Merger is expected to speed the conversion to digital radio

By Elizabeth A. Rathbun -- Broadcasting & Cable, 7/16/2000 8:00:00 PM

Following in the mold of the cooperative Grand Alliance that set the standard for digital television, Lucent Digital Radio Inc. and USA Digital Radio will work together on a standard for digital terrestrial radio.

The previously competing companies announced their merger last Wednesday. With their working separately, "the ability to get that great [digital-radio] technology to market was compromised," USADR President Robert Struble said during a conference call.

Struble will become president of the new company, to be called iBiquity Digital, and he and Lucent Digital Radio President Suren Pai will serve as co-chairmen of the board. The company will maintain two headquarters, one in Columbia, Md., where USADR is currently based, and the other at Lucent's home in Warren, N.J.

Executives declined to disclose the value of the merger.

By agreeing to set the nation's digital terrestrial standard together, Lucent and USADR have accelerated the already decade-long process by about a year-and basically ensured FCC approval of the final product. The merger will "expedite both the development and commercialization" of the CD-quality service, Pai said.

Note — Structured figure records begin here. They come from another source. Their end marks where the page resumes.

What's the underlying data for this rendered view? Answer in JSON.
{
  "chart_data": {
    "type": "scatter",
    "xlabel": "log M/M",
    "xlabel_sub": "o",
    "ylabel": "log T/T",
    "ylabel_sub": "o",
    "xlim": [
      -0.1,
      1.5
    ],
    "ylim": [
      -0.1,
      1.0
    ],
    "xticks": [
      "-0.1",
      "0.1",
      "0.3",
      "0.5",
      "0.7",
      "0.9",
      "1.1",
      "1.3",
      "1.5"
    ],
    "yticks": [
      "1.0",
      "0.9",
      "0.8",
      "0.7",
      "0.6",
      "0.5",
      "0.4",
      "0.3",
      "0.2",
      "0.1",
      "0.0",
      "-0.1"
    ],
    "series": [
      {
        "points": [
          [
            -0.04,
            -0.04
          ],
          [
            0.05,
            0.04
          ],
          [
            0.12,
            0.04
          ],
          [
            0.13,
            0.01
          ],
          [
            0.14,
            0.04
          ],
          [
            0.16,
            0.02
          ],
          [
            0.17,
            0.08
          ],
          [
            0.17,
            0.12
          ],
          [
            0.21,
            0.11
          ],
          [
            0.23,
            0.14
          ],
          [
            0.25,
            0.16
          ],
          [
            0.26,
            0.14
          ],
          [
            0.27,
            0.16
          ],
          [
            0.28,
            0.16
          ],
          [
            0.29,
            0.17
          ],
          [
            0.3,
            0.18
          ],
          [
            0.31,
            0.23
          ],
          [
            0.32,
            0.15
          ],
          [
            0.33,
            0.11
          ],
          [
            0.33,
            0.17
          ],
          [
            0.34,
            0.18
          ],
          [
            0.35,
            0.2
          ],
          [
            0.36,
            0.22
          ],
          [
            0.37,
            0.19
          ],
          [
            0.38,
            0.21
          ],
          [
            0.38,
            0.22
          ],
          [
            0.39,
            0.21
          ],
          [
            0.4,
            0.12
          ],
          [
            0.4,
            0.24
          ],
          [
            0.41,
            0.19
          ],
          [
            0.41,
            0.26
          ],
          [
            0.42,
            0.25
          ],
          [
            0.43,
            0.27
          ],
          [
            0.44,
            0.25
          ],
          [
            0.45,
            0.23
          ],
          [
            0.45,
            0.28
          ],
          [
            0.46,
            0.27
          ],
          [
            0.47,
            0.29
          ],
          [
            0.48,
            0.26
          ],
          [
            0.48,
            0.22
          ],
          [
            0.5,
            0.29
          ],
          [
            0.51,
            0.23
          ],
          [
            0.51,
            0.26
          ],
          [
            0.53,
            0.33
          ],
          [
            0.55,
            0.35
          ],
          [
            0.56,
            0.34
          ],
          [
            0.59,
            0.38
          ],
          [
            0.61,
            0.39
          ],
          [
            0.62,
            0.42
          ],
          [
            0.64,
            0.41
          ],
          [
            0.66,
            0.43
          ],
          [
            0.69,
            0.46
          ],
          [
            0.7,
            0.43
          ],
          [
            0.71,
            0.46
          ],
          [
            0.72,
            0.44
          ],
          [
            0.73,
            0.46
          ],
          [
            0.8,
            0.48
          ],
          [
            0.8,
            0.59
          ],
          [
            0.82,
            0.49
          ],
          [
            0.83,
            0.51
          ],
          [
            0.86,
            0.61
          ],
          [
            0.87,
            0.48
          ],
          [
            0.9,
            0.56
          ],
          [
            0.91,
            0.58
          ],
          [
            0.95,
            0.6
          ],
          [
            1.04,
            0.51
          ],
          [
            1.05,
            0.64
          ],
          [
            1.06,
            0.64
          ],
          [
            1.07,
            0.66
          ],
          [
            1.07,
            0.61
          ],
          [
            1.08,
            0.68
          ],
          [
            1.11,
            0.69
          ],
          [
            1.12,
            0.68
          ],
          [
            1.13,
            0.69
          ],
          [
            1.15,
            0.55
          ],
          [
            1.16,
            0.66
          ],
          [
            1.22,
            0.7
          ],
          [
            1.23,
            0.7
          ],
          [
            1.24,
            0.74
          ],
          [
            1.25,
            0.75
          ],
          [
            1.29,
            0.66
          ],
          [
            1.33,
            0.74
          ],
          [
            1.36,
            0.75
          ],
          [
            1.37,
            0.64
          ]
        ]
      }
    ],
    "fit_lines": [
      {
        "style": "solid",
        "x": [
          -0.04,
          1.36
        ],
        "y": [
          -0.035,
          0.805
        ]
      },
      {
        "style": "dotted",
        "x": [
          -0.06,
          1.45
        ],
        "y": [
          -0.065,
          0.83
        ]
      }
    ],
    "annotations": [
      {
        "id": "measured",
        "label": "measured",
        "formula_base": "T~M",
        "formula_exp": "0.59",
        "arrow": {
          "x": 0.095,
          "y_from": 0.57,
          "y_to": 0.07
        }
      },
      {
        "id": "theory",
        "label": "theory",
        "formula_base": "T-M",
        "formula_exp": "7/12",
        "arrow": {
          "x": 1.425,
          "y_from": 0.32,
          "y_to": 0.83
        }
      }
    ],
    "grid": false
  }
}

But first the companies must agree on the technology to be used. The companies, the only two digital terrestrial radio contenders in the United States, have been working on fairly different technologies. However, both were aiming at an in-band, on-channel (IBOC) system.

Once the technology differences are settled and FCC approval is won-expected "within the next several months," according to Pai-"you will see a large number of radio broadcasters making the conversion" from analog to digital next year, Struble said. Digital receivers should be available to consumers by late 2001 or in early 2002, he added.

The merger may have been inspired, in part, by the recent focus on another digital-radio contender, this service to be delivered by satellite. On June 30, Sirius Satellite Radio launched its first satellite, with service slated to be commercially available next year. USADR's broadcaster backers-including the country's largest radio group, Clear Channel Communications Inc.; Viacom Inc.; ABC Inc.; and Entercom Communications Corp.-also have been keeping an eye on the calendar as digital sound via the Internet has grown in popularity.

The FCC also supported the merger, Pai said: "We have received good encouragement and guidance from the commission to come back with a unified proposal."

The Grand Alliance set the nation's digital TV standard in 1995. However, the new iBiquity executives laughed off a comparison, pointing out that digital television is still far from being widely accepted.